By Bill Knief
In compliance with new, stricter UNM rules on smoking, UNM-Taos for the first time will be completely smoke free this fall. No outdoor smoking stations on campus. Students aren’t even allowed to smoke in their cars in campus owned parking areas. The tough new guidelines went into effect on the first day of class, August 24. From now on, don’t smoke ‘em if you’ve got ‘em!
SOUTHWEST RESEARCH CENTER
Nita Murphy has been shepherding the Harwood, Millicent Rogers and Taos Historical Museums collections all over town for the past 21 years, but she has found a permanent home with UNM-Taos. Packaged as the Southwest Research Center, the historical material is now on display and open to the public in rooms behind the UNM-Taos administration building on Civic Plaza Drive.

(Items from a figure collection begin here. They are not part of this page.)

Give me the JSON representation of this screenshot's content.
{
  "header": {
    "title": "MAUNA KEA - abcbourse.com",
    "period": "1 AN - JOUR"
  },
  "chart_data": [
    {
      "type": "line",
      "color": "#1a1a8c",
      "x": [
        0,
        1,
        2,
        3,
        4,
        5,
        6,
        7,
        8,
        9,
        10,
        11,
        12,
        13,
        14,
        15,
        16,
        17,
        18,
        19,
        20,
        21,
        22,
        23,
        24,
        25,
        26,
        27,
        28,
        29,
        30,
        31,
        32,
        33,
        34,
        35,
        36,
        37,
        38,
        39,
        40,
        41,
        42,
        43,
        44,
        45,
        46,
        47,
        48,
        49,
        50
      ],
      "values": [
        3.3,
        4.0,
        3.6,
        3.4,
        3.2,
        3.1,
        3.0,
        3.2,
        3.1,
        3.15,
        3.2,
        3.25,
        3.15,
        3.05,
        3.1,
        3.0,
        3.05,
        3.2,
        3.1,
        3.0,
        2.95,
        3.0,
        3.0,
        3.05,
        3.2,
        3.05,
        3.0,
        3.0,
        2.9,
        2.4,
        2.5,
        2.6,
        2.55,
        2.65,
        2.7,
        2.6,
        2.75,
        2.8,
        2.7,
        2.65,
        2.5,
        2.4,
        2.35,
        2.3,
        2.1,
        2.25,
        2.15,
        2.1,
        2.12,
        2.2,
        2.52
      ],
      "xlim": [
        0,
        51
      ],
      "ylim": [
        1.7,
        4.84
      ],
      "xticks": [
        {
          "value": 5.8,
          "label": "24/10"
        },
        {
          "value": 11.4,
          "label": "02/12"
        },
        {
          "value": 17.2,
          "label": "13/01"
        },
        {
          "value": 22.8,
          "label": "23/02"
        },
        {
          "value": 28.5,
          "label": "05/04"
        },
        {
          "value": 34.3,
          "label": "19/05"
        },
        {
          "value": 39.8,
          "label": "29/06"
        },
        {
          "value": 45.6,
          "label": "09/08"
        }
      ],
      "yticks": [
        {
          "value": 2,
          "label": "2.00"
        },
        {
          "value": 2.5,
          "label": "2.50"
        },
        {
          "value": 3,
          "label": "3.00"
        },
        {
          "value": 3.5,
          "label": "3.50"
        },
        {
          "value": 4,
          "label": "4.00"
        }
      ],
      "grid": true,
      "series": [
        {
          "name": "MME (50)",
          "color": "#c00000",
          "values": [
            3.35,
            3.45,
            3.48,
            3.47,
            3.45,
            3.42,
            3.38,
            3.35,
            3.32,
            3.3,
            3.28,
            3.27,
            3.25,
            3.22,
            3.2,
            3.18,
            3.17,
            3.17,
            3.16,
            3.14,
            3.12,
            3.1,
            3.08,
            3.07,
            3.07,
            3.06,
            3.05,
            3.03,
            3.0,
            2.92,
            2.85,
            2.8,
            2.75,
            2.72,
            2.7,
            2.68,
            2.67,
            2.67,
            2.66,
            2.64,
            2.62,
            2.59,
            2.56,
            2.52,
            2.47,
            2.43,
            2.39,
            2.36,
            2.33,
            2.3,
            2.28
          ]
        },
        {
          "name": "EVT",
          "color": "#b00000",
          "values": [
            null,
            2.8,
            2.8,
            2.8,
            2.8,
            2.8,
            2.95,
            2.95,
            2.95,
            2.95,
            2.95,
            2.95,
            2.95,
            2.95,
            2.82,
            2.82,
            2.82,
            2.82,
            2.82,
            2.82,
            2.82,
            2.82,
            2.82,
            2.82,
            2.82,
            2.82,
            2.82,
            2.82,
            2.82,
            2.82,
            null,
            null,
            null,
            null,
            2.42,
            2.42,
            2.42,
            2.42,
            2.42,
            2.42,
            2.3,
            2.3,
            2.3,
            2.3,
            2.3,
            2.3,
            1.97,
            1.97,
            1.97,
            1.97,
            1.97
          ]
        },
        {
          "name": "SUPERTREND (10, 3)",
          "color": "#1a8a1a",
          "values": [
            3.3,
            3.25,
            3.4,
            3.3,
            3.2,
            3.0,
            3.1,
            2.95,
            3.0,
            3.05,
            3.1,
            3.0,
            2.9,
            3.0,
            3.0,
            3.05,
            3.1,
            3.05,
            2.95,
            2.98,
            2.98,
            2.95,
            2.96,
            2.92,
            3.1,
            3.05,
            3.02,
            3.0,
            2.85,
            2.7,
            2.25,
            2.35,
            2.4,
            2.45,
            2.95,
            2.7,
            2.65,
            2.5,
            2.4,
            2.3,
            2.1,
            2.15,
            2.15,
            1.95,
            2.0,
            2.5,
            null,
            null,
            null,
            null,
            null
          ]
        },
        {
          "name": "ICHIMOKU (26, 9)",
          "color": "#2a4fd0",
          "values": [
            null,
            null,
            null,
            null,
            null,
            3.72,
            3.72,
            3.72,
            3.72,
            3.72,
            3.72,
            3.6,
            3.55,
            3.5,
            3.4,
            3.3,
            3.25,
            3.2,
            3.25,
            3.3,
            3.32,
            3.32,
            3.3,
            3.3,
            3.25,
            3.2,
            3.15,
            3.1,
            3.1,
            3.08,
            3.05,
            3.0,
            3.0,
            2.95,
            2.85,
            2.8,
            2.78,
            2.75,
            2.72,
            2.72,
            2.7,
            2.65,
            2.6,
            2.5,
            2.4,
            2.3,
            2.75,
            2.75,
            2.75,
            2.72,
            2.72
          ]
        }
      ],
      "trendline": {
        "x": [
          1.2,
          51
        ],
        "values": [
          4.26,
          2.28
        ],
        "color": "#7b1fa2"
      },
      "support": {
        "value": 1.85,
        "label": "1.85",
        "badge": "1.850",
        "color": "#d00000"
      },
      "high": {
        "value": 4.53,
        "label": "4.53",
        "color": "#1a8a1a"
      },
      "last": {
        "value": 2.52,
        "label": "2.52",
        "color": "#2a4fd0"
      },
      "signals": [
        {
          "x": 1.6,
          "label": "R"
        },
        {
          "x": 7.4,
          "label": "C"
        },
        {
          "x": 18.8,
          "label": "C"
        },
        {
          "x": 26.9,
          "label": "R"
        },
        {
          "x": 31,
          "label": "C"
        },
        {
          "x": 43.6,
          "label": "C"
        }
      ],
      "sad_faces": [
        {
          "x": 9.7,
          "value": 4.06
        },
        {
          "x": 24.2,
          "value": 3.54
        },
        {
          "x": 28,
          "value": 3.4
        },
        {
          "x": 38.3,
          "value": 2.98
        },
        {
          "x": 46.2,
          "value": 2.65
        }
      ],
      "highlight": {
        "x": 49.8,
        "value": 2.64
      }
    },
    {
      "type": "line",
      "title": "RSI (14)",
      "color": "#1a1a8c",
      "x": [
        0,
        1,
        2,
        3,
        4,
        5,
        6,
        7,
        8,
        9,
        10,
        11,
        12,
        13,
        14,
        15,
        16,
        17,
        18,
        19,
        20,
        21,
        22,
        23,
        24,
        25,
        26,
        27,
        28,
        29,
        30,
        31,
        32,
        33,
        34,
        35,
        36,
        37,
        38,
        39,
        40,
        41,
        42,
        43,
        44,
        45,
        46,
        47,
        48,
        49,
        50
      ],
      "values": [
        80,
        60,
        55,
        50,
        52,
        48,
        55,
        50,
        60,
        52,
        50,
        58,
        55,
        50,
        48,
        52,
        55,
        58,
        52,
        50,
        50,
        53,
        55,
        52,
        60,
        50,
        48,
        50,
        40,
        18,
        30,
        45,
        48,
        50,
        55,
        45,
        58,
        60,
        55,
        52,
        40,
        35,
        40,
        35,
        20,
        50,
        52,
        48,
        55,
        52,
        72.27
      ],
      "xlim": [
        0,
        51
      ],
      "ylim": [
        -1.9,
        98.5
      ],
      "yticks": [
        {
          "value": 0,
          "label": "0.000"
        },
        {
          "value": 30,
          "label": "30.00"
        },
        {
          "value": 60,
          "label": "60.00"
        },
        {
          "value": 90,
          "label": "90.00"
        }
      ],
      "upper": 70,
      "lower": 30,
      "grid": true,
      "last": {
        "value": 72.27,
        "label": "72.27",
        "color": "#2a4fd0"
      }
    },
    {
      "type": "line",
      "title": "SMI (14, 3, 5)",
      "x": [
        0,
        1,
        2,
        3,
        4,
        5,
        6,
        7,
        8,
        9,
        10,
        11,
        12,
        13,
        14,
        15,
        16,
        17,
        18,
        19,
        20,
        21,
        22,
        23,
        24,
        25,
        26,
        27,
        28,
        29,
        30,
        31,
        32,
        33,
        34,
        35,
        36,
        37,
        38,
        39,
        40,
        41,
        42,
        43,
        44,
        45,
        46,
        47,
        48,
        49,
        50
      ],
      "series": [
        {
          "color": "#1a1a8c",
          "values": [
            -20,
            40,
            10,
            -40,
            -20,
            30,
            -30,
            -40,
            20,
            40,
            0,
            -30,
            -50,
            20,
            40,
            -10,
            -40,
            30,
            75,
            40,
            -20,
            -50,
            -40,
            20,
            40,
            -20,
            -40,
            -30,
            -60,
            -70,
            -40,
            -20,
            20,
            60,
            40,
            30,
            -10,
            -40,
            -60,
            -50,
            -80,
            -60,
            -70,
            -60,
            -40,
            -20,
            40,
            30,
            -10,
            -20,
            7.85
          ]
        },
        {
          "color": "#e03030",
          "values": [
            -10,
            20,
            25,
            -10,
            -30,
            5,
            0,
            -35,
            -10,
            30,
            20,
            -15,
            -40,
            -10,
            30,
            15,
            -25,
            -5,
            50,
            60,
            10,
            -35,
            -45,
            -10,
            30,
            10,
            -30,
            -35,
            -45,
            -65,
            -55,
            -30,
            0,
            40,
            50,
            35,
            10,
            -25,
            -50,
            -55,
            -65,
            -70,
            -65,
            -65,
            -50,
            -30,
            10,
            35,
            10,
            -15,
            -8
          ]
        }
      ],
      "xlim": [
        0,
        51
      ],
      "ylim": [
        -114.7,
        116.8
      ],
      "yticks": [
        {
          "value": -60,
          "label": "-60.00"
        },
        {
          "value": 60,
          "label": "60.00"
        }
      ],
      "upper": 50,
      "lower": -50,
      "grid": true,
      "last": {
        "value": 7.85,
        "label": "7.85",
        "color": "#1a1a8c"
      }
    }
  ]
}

“The Southwest Research Center is housed at UNM-Taos through a memo of understanding between the Harwood, the Millicent Rogers Museum and the Taos Historical Museums,” Dr. Kate O’Neill, executive Director of UNM-Taos, explained, “where we house, host and care for the collections, but the collections themselves are on loan to us.”
“I’m delighted to be with UNM-Taos,” Murphy said, “because I feel this incredible collection has been in peril for so long, and now it is safe and available to the public. First it was stored at the Harwood, then for a while it was stored in the morada in Mabel Dodge Luhan’s back yard, which was not a suitable place to have people trooping in. In 1995 Karen Young wrote a grant that enabled us to pull the three collections together.”

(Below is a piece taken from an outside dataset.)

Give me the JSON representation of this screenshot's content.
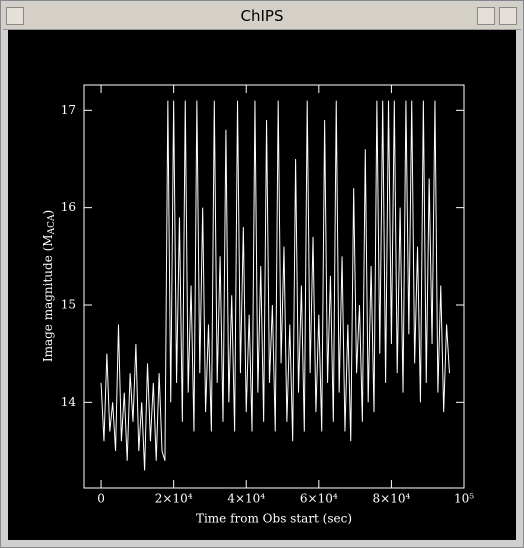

Murphy keeps office hours Tuesdays, Wednesdays and Thursdays from 1 to 4 p.m., and she emphasized that the Research Center was open to anyone, for either scholarly research or simply to satisfy one’s curiosity about the region.
“We’re doing history with everyone who walks through the door,” she maintained. “We have lots of important water documents, mountain man trade fair items, maps and private collections. Lately, what I’m doing most is genealogy work. I’ve got Taos County baptisms and marriages from 1700. Descendants can trace their ancestors back through the 1847 Revolt, the Civil War, the Tax Revolt of 1816 when everyone in Taos was under house arrest. It’s great fun, especially with young people, who may not know their family history, which is Taos history. We have classes come from all over, and I love it when they whip out their cell phones and call grandma to tell her what they’ve learned.”
SMALL BUSINESS DEVELOPMENT CENTER
For two decades the Small Business Development Center in Taos was a satellite office of the SBDC in Espanola. But this year the state legislature shifted responsibility for the Center from Northern New Mexico College to UNM-Taos, making it a stand alone SBDC with support staff, library and a business resource center. The Small Business Administration provides federal funds for the Center augmented by state monies, and these funds are then passed through the college to run the Center.
“I think it’s a much better setup for Taos,” Gary Bouty, Director of the Center for the past 11 years, maintained. “We cover Taos County but we can include parts of Colfax County and down into Espanola—anywhere my expertise is needed. We are open to all current and prospective small businesses. We’re a business consulting service that is essentially a one stop shop: we do everything except make loans.”